While those were a few rough years, Nutrien is now experiencing impressive gains as pricing power has returned. For example, in the last five years, revenue has increased 53%. Also, net income has grown 390% and cash flow from operations has increased 89%. This kind of growth is becoming increasingly rare in the TSX stock market today.
This undervalued stock trades at ridiculously low multiples
Here’s the fun part – the discovery of the huge opportunity in front of us. The disconnect between Nutrien’s performance and the stock’s valuation is massive. For example, Nutrien trades at 4.7 times this year’s expected earnings. Also, it’s trading at a mere 1.7 times book value.

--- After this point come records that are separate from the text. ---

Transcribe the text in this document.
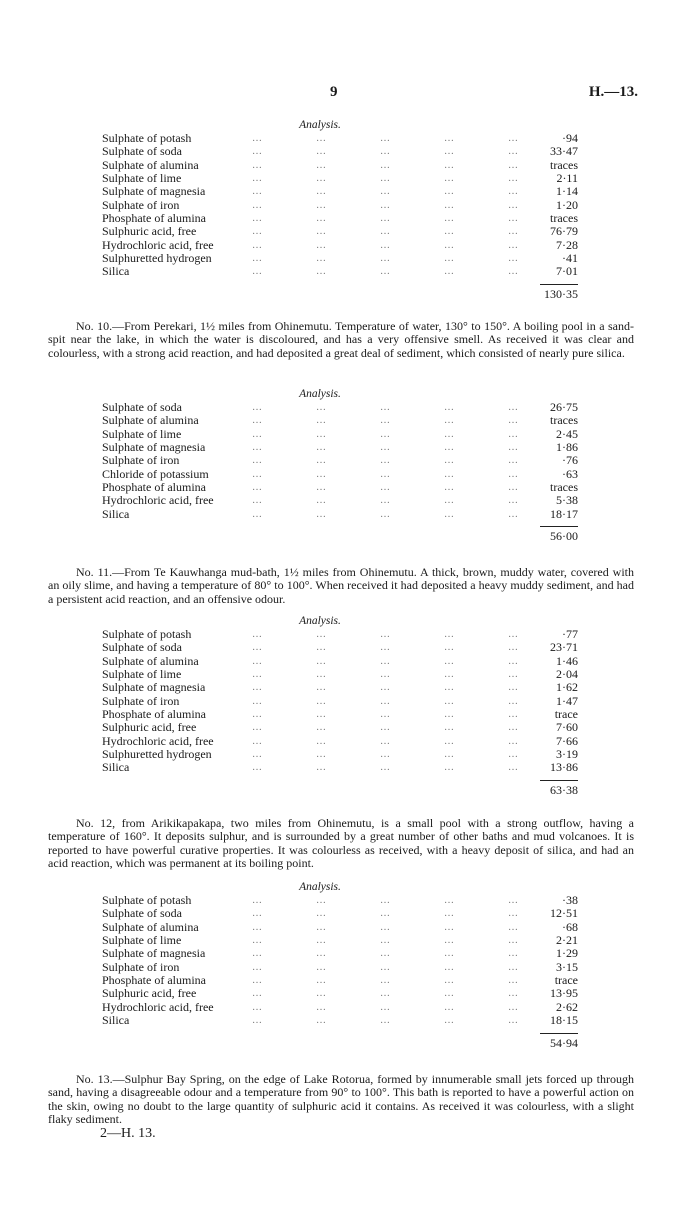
9	H.—13.
Analysis.
Sulphate of potash	…	…	…	…	…	·94
Sulphate of soda	…	…	…	…	…	33·47
Sulphate of alumina	…	…	…	…	…	traces
Sulphate of lime	…	…	…	…	…	2·11
Sulphate of magnesia	…	…	…	…	…	1·14
Sulphate of iron	…	…	…	…	…	1·20
Phosphate of alumina	…	…	…	…	…	traces
Sulphuric acid, free	…	…	…	…	…	76·79
Hydrochloric acid, free	…	…	…	…	…	7·28
Sulphuretted hydrogen	…	…	…	…	…	·41
Silica	…	…	…	…	…	7·01
130·35

No. 10.—From Perekari, 1½ miles from Ohinemutu. Temperature of water, 130° to 150°. A boiling pool in a sand-spit near the lake, in which the water is discoloured, and has a very offensive smell. As received it was clear and colourless, with a strong acid reaction, and had deposited a great deal of sediment, which consisted of nearly pure silica.

Analysis.
Sulphate of soda	…	…	…	…	…	26·75
Sulphate of alumina	…	…	…	…	…	traces
Sulphate of lime	…	…	…	…	…	2·45
Sulphate of magnesia	…	…	…	…	…	1·86
Sulphate of iron	…	…	…	…	…	·76
Chloride of potassium	…	…	…	…	…	·63
Phosphate of alumina	…	…	…	…	…	traces
Hydrochloric acid, free	…	…	…	…	…	5·38
Silica	…	…	…	…	…	18·17
56·00

No. 11.—From Te Kauwhanga mud-bath, 1½ miles from Ohinemutu. A thick, brown, muddy water, covered with an oily slime, and having a temperature of 80° to 100°. When received it had deposited a heavy muddy sediment, and had a persistent acid reaction, and an offensive odour.

Analysis.
Sulphate of potash	…	…	…	…	…	·77
Sulphate of soda	…	…	…	…	…	23·71
Sulphate of alumina	…	…	…	…	…	1·46
Sulphate of lime	…	…	…	…	…	2·04
Sulphate of magnesia	…	…	…	…	…	1·62
Sulphate of iron	…	…	…	…	…	1·47
Phosphate of alumina	…	…	…	…	…	trace
Sulphuric acid, free	…	…	…	…	…	7·60
Hydrochloric acid, free	…	…	…	…	…	7·66
Sulphuretted hydrogen	…	…	…	…	…	3·19
Silica	…	…	…	…	…	13·86
63·38

No. 12, from Arikikapakapa, two miles from Ohinemutu, is a small pool with a strong outflow, having a temperature of 160°. It deposits sulphur, and is surrounded by a great number of other baths and mud volcanoes. It is reported to have powerful curative properties. It was colourless as received, with a heavy deposit of silica, and had an acid reaction, which was permanent at its boiling point.

Analysis.
Sulphate of potash	…	…	…	…	…	·38
Sulphate of soda	…	…	…	…	…	12·51
Sulphate of alumina	…	…	…	…	…	·68
Sulphate of lime	…	…	…	…	…	2·21
Sulphate of magnesia	…	…	…	…	…	1·29
Sulphate of iron	…	…	…	…	…	3·15
Phosphate of alumina	…	…	…	…	…	trace
Sulphuric acid, free	…	…	…	…	…	13·95
Hydrochloric acid, free	…	…	…	…	…	2·62
Silica	…	…	…	…	…	18·15
54·94

No. 13.—Sulphur Bay Spring, on the edge of Lake Rotorua, formed by innumerable small jets forced up through sand, having a disagreeable odour and a temperature from 90° to 100°. This bath is reported to have a powerful action on the skin, owing no doubt to the large quantity of sulphuric acid it contains. As received it was colourless, with a slight flaky sediment.

2—H. 13.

What multiples should we expect Nutrien stock to be trading at? Well, considering its growth rates and returns, a lot higher. I mean, Nutrien posts top of the line margins and returns – its net margin is 17.5%, while its return on equity is above 27%. On top of this, the company’s balance sheet is strong and its future is bright.
The future is looking good for this TSX stock
Looking ahead, global fertilizer prices are expected to remain strong. Strong demand, supply disruptions, and higher input costs are driving prices higher. Moreover, exports out of Europe and China have been curtailed, and the market is supply constrained. Nutrien is in a good position in this environment, as it can pretty easily add additional production to make up for all of this.
As a result of these improving fundamentals, analysts have been increasing their outlooks and estimates on Nutrien. For example, the consensus EPS estimate in 2024 has increased to US$10.83 from US$10.78. And when estimates are on the rise, the stock price is not far behind.
Motley Fool: The bottom line
This is a cyclical industry, and right now fundamentals are strong. While a cyclical industry often does and should trade at somewhat discounted multiples, Nutrien stock is trading at too much of a discount given current strong results and the positive outlook.